Saturday, May 9, 2015

The Ghost of Whitechapel

April 24th, 1891, London: The Last of the Ripper Murders

Was Sir William Gull truly Red Jack? Though he was never arrested or charged, pilfered Masonic notes indicate that he was privately tried, convicted, and lobotomized for his brutality. But if that was the case, he could only have been responsible for the so-called "canonical five." Others claim it was sweet, simpleminded Prince Albert Victor, Duke of Clarence and Avondale, that donned the Leather Apron and became the Whitechapel Whorereaver. Such accusations prioritize the myth of the gentleman murderer, a dastardly lie, no doubt spread by the lower classes.

But on the other end of the social spectrum, there are equally problematic theories. Those who follow Holmes and Conan Doyle's belief that it was a woman look mostly to the widow, Mirah Deronda, whose older brother, Ezra Mordecai Cohen, was one of the most notorious of the Whitechapel Kabbalist sorcerers who held sway over the London Jewish community in the late 1860s. Others simply shrug and claim it was Joseph Barnett, the jealous lover of victim Mary Kelly. Such thoughts endorse Occam's razor in stripping the murders of their conspiracy theorist leanings, but they do little to explain the occult notation and deft surgical precision with which the Ripper acted. 

The truth of the matter is, we have no good answer for who or what perpetrated the Whitechapel Horrors, though three credible theories stand out as both sound and likely:

The Whitechapel Demon: The first of these theories, suggests that Leather Apron was no man, but a spirit--the acrobatic London stalker commonly called Spring-heeled Jack. By invoking the name of the elusive fiend, however, we essentially admit that we know nothing more. Spring Heeled Jack remains a mystery--is it a man in a suit? Is it a spirit of the night? A great bat winged monster? A Spring Heeled Red Jack is not unlikely, but knowing does not truly answer our queries. Besides, we have enough unpleasantness to lay at the feet of the black-clad beast, without adding the murder and dismemberment of at least five prostitutes to the tally.

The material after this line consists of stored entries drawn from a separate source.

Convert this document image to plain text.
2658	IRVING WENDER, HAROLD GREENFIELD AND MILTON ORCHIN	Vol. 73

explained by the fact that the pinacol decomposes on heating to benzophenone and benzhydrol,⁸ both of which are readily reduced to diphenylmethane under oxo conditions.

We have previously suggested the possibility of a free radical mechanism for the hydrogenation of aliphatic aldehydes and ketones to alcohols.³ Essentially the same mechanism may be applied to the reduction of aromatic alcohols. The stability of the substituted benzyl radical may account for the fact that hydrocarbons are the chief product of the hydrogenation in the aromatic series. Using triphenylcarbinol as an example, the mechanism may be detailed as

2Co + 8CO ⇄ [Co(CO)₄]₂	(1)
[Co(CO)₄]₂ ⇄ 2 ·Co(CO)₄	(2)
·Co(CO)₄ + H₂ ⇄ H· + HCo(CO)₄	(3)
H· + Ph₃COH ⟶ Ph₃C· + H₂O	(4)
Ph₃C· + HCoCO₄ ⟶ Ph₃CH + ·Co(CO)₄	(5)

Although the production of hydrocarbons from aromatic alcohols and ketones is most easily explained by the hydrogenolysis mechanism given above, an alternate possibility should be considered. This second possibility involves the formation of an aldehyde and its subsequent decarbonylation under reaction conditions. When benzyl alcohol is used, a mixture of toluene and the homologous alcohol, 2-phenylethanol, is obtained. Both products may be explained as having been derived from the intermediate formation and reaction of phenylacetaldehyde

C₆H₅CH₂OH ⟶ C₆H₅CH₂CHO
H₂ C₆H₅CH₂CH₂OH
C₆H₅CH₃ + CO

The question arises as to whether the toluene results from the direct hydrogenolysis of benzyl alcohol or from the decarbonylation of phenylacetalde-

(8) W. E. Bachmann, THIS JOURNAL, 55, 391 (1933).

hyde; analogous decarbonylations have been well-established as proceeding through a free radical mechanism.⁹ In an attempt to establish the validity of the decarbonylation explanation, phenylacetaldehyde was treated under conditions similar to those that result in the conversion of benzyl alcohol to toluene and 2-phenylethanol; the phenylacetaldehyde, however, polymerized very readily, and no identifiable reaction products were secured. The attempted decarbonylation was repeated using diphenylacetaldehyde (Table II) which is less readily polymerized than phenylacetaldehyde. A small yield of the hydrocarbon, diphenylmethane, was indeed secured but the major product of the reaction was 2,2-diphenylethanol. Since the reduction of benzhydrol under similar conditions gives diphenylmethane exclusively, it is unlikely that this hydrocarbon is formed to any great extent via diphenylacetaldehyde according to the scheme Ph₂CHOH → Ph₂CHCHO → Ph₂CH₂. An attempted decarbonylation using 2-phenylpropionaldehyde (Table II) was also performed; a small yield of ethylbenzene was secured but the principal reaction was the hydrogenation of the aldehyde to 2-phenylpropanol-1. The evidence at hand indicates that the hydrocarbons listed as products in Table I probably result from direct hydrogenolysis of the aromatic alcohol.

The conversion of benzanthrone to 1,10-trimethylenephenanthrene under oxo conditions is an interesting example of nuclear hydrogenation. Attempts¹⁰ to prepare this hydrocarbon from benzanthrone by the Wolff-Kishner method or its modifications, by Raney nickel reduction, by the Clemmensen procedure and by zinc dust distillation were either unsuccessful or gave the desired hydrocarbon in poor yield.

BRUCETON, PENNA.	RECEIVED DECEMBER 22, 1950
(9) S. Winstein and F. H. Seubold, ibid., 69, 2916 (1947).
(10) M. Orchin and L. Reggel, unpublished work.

The Whitechapel Monster: The second theory takes on John Utterson's assurance, in his 1886 memoir, that Dr. Henry Jekyll, committed suicide. It urges us to believe that Jekyll faked his own death and that Red Jack was none other than Jekyll's shadow-self, Edward Hyde. Hyde's proclivities during the time of his experimental existence certainly included both the visiting of demimondaines and the brutalization of the fairer sex (just ask Mary Reilly), but a few inconsistencies remain. Why, for instance, kill MP Carew if the ripper murders were truly an expression of contempt for women? 

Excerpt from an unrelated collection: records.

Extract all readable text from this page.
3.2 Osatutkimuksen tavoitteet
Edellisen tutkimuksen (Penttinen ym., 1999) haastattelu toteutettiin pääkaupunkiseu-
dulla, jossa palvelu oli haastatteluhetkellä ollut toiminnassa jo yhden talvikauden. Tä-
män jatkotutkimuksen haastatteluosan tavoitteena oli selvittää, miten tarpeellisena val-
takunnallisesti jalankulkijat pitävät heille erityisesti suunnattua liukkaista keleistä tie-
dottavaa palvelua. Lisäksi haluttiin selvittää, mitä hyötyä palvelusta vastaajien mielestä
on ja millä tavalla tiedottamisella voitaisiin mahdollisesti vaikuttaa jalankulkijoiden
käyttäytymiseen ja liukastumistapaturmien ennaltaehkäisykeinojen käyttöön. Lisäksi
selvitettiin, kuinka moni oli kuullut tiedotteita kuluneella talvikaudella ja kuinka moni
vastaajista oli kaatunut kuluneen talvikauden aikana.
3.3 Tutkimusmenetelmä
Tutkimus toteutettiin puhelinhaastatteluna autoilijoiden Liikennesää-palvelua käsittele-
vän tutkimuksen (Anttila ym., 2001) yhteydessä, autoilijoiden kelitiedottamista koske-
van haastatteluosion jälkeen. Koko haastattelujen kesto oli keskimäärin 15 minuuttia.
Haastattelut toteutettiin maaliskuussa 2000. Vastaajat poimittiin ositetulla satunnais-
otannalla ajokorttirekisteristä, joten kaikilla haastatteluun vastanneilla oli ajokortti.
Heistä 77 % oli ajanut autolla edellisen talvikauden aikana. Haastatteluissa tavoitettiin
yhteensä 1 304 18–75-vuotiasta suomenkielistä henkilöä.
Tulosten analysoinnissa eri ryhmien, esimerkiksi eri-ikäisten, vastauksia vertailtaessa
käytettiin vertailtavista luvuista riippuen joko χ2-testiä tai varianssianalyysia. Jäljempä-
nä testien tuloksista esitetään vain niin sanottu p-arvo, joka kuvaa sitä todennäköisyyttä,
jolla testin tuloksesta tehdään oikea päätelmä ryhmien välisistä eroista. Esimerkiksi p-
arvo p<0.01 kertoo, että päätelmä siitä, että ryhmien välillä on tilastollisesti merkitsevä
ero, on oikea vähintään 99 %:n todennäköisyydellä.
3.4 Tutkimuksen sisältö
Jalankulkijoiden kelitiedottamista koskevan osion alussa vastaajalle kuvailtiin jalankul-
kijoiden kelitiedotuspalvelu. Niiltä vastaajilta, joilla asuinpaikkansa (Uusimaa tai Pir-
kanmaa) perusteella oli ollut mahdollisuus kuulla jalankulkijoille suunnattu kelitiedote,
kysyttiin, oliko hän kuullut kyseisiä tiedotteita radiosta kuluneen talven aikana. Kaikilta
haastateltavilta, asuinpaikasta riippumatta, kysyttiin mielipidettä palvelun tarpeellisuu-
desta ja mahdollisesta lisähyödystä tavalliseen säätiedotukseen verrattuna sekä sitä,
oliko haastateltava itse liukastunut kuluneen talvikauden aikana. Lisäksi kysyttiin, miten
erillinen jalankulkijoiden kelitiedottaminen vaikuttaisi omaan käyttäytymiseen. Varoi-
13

The Whitechapel Hatter: The last theory, by far the strangest, and the one I personally endorse, suggests that the Ripper was the worst kind of fiend--a seemingly kind old man. Not just any man, mind you, but the Reverend Charles Dodgson who, under a pseudonym, delighted children and adults alike with his fanciful books of rhymes and riddles. 

Always a lover of anagrams and wordplay, proponents of this theory draw direct connections between notes left at crime scenes specific passages in Dodgson's books. The murder sites suggest mathematical puzzles of which the Reverend was exceedingly fond, and, most damning of all, the so-called Ives testimony in which accredited medium, Vanessa Ives, reported that the face of Dodgson appeared to her during an inquiry into the ripper, appearing from the shadows first as eyes and a ghastly smile. Sadly, by the time this vision was received in January of 1899, Carroll was dead, and the ripper's victims cold in the ground and near-forgotten.

There are those who claim that Dodgson, never a robust man, and certainly frail by 1891 when Carrie "Shakespeare" Brown, the last of the non-canonical victims was killed. To that theorists, and this author, give a tragic rejoinder, the final piece of the ripper puzzle. The disappearance of Alice Liddell soon after her eighteenth birthday in 1870, was considered by most to be the result an elopement or perhaps a drowning. The most uncharitable suggested her defilement or murder at the hands of Dodgson, and certainly, his unsavory closeness to the family did little to dispel those accusations. But if we are to believe that the Great Detective was not without insight into the case in supposing Red Jack to instead be Red Jane, a darker picture emerges. An Alice Liddell working in tandem with her benefactor/tutor/lover, carrying out his twisted decrees, appears to be the link between the Ives testimony and the Great Detective's theory. Whether the ripper murders ceased because of her actual death, or some other reason, we may never know. But it is now often whispered that, though the infamous ripper letter was addressed "From Hell," it came by way of Wonderland.